Author Of 1 Presentation
P0290 - Anti-CD20 therapy interferes with the immune response to the Hepatitis B virus vaccine in MS patients (ID 1515)
Abstract
Background
The highly effective therapies for multiple sclerosis (MS) could potentially interfere in the immune response against novel antigens, but evidence is lacking.
Objectives
To evaluate the immunogenicity to the hepatitis B virus vaccine (HBV-v) in MS patients who are candidate to highly effective therapies.
Methods
This is an observational retrospective cohort study. MS patients were eligible if they had a complete HBV-v primo-vaccination course (40 mcg or adjuvated 20 mcg HBV-v at months 0, 1, 2 and 6-12) and a post-vaccination serology at least 1 month after the last dose, to assess the response to the vaccine. Seroprotection status (VHB surface antigen antibody titers of at least 10 UI/L) and geometric mean antibody titers were evaluated taking into account the time of vaccination in relation to the specific MS disease-modifying therapies (DMT). We considered the DMT received at baseline (onset of vaccination) as well as, the possible treatment change over the course of vaccination.
Results
153 patients were included, with mean age 48 (SD 8.6) years, of which 68% were female.
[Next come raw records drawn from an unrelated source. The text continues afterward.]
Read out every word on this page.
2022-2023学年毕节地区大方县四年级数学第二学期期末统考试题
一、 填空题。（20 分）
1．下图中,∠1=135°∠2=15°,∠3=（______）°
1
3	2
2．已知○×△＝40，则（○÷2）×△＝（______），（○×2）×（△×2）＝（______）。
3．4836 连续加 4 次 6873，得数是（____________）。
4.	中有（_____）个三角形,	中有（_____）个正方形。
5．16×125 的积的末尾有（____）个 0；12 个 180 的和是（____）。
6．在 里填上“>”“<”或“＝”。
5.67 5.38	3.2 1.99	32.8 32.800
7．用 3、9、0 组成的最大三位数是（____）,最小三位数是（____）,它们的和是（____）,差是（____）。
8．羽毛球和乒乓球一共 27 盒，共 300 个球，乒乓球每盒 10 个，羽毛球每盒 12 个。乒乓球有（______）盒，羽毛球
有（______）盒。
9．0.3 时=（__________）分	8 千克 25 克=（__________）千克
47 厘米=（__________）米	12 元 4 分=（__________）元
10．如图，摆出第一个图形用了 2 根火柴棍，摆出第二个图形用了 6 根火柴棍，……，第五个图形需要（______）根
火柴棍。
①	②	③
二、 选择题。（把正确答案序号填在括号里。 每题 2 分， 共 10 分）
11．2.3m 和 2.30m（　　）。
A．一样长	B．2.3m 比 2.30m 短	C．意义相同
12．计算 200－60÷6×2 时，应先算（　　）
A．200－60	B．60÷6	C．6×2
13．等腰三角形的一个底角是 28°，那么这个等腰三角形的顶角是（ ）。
Mean disease duration was 13.8 (SD 9.4) years. Median EDSS was 4 (IQR 3). 78 patients (51%) were under DMT at the onset of vaccination and 115 (75.2%) patients changed their DMT during the course of vaccination. The global seroprotection rate was 66.7% (IC 95% 58.6-74.1). The highest seroprotection rate was observed in non-treated patients (N=17; 94.1% 95%CI 71.3-99.0) and in those treated with injectables, dimethyl fumarate, teriflunomide or natalizumab (N=31; 96.8% 95%CI 83.3%-99.9%). Starting anti-CD20 therapy during the course of vaccination reduced the seroprotection rate regardless of the preceding therapeutic situation: 1) non-treated patients (N=40; 52.5% 95%CI 36.1%-68.5%), 2) treated with injectables, dimethylfumarate, teriflunomide or natalizumab (N=33; 48.5% 95%CI 30.8%-66.5%) and 3) treated with fingolimod (N=11; 18.2% 95%CI 23%-51.8%). Onset of AntiCD20 also resulted in a significant decrease in the antibody titers (p<0.001) compared to those without AntiCD20. There was a dose-gradient effect in the achieved seroprotection with the number of vaccine doses administered before the onset of the anti-CD20 therapy (16.7%, 30%, 66.7% and 92.9% with one, two, three and four doses, respectively).
Conclusions
MS patients on anti-CD20 therapy mount deficient immune responses to VHB vaccination and therefore, vaccination should be completed in advance of treatment onset.